Hal böyleyken 2001 yılına kadar El Kaide'nin esamesi okunmuyor.
Ama
2001 yılı 11 Eylül'ünde, ABD gibi 26 istihbarat servisine sahip
elektronik istihbaratın beyni olan süper gücü kalbinden vurup 3500
kişinin ölümüne sebep olarak sahneye çıkan bir El Kaide var.
El Kaide ne zamandan beri hayattaydı da bu derece etkili eylemler yapabilme kapasitesine sahip oldu?
11 Eylül'de İkiz Kuleler'e çarpan ve "radikal İslamcı El Kaide militanı" denilen kişilerin alkol limitlerini aşacak derecede bar ve eğlence tutkunu olmalarını kim açıklayabildi bugüne kadar?
El Kaide'nin hangi somut siyasal hedefi amaçladığı hâlâ muamma.
Örgütün merkezi bir coğrafi etkinlik alanı yok.

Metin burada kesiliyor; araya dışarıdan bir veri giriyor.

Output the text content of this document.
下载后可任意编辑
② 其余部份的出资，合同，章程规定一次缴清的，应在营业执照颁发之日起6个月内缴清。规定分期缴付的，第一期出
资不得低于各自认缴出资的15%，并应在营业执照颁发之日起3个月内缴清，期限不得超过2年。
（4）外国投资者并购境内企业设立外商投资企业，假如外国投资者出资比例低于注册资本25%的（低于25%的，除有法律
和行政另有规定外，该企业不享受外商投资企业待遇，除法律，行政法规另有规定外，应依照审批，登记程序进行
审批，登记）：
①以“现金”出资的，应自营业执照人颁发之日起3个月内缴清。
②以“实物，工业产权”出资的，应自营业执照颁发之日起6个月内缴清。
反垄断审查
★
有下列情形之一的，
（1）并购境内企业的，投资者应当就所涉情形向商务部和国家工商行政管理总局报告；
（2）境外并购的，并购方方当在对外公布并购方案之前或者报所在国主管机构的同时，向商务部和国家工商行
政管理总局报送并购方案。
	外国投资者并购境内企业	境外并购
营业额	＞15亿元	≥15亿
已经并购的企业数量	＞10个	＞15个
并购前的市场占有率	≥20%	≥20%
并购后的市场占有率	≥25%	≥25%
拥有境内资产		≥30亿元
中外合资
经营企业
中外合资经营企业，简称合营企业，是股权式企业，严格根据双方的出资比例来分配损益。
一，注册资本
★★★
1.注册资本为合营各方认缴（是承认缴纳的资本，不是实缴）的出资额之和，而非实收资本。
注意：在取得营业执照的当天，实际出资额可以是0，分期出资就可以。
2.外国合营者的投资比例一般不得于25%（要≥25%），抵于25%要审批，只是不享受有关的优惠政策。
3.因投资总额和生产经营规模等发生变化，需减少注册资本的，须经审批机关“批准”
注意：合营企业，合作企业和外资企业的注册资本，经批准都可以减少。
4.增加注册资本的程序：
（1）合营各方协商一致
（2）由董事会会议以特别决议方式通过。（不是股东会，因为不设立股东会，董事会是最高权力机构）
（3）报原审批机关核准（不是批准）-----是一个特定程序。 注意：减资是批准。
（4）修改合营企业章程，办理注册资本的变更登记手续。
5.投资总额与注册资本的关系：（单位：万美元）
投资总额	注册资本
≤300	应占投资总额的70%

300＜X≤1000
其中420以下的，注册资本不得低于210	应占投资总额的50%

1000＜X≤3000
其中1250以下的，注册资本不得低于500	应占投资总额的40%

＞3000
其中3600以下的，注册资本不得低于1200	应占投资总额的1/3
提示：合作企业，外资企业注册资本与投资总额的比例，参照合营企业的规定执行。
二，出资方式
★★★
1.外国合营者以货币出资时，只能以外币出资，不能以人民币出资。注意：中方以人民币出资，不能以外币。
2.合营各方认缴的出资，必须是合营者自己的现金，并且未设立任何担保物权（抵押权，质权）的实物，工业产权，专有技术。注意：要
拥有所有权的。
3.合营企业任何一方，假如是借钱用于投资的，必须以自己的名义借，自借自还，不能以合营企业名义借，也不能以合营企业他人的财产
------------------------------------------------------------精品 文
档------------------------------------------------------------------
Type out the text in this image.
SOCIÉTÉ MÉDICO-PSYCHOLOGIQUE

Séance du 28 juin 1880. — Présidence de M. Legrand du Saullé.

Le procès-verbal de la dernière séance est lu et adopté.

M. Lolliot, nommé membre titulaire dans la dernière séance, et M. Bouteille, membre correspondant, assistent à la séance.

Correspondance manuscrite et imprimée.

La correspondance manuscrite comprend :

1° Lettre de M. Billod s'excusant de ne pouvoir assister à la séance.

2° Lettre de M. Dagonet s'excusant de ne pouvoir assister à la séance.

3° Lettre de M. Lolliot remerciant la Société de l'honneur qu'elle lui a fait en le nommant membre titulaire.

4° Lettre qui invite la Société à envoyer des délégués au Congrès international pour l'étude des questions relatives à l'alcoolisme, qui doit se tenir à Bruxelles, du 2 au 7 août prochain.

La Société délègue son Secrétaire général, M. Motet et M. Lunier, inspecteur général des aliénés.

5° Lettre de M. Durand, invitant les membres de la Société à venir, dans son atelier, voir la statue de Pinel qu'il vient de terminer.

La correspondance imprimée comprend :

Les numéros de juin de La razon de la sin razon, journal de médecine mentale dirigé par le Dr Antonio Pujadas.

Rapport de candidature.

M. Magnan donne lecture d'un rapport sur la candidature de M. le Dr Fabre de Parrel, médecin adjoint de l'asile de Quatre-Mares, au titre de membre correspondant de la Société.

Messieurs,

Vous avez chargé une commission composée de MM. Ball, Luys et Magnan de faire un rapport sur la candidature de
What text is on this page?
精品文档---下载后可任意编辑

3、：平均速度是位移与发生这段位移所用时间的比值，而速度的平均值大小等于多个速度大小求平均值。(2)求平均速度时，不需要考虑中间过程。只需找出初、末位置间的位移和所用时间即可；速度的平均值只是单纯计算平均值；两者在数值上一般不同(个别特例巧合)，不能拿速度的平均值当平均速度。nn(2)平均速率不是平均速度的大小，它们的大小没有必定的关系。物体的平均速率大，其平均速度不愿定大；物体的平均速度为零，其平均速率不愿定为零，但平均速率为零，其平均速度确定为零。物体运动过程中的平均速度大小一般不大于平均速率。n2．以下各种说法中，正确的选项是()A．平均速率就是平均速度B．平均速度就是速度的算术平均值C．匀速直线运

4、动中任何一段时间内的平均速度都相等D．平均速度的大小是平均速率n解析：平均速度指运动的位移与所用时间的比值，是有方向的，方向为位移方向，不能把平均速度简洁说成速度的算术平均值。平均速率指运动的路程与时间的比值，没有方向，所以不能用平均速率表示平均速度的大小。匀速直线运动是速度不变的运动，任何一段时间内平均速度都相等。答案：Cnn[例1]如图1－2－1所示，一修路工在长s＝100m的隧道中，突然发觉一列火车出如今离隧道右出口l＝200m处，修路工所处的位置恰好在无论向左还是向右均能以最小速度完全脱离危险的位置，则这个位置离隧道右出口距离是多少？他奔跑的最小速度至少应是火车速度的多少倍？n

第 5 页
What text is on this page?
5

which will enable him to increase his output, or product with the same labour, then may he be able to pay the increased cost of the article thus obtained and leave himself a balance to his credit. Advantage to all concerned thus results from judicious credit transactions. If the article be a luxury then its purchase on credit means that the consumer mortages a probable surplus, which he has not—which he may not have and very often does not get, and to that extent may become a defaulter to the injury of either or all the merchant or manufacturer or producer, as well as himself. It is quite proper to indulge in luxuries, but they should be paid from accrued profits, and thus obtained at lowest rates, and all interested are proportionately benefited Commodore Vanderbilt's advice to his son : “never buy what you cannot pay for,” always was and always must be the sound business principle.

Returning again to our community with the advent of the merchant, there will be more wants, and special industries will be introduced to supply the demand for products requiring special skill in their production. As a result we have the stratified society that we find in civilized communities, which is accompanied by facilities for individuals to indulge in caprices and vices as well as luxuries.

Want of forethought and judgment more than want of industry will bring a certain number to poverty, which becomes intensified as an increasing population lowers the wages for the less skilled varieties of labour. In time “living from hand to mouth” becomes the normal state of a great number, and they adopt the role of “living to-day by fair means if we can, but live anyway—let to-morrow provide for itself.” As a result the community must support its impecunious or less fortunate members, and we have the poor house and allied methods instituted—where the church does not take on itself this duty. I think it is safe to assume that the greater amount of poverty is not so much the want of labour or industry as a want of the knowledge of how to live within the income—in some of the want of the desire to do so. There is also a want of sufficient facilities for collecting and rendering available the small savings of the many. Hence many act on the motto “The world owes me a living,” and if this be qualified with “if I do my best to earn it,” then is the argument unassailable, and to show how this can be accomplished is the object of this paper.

Kadro ve örgüt hiyerarşisi hakkında hâlâ net bir tablo yok.
Türk
istihbarat servislerinin sağ yıkıcı faaliyetler tablosunda 11 Eylül
saldırısına kadar El Kaide diye bir örgüt veya grup yok.
Bütün dünya El Kaide'nin eylem alanı. Ama örgütün kendisi hiçbir yerde görülmüyor ve bulunmuyor.
Müslüman Kardeşler Örgütü liderlerinden Mehdi Akif, 2005 yılında Cumhuriyet Gazetesi'yle yaptığı röportajda;
"El Kaide diye bir örgüt yok. ABD, hedeflerine ulaşmak için El Kaide diye bir grup uydurdu" demişti.
Bu tabloya terör ve istihbarat perspektifiyle bakılınca görünen;
El Kaide'nin ABD patentli bir marka olduğu...
Varlığını
gösterme ve propaganda yapma külfetini ekarte eden bu meşhur marka
altında toplanmanın pek çok radikal eylemcinin işine geldiği...
El Kaide'nin ABD'ce hasım paradigma, marjinal dini motifli terör gruplarınca da sempati toplayan bir paradigma haline dönüştüğüdür.
Ama dini motifli marjinal akımlar için sembol olan Ladin'in öldürülmesiyle bundan sonra sanallıktan gerçekliğe dönüşen bir oluşumla karşılaşabiliriz.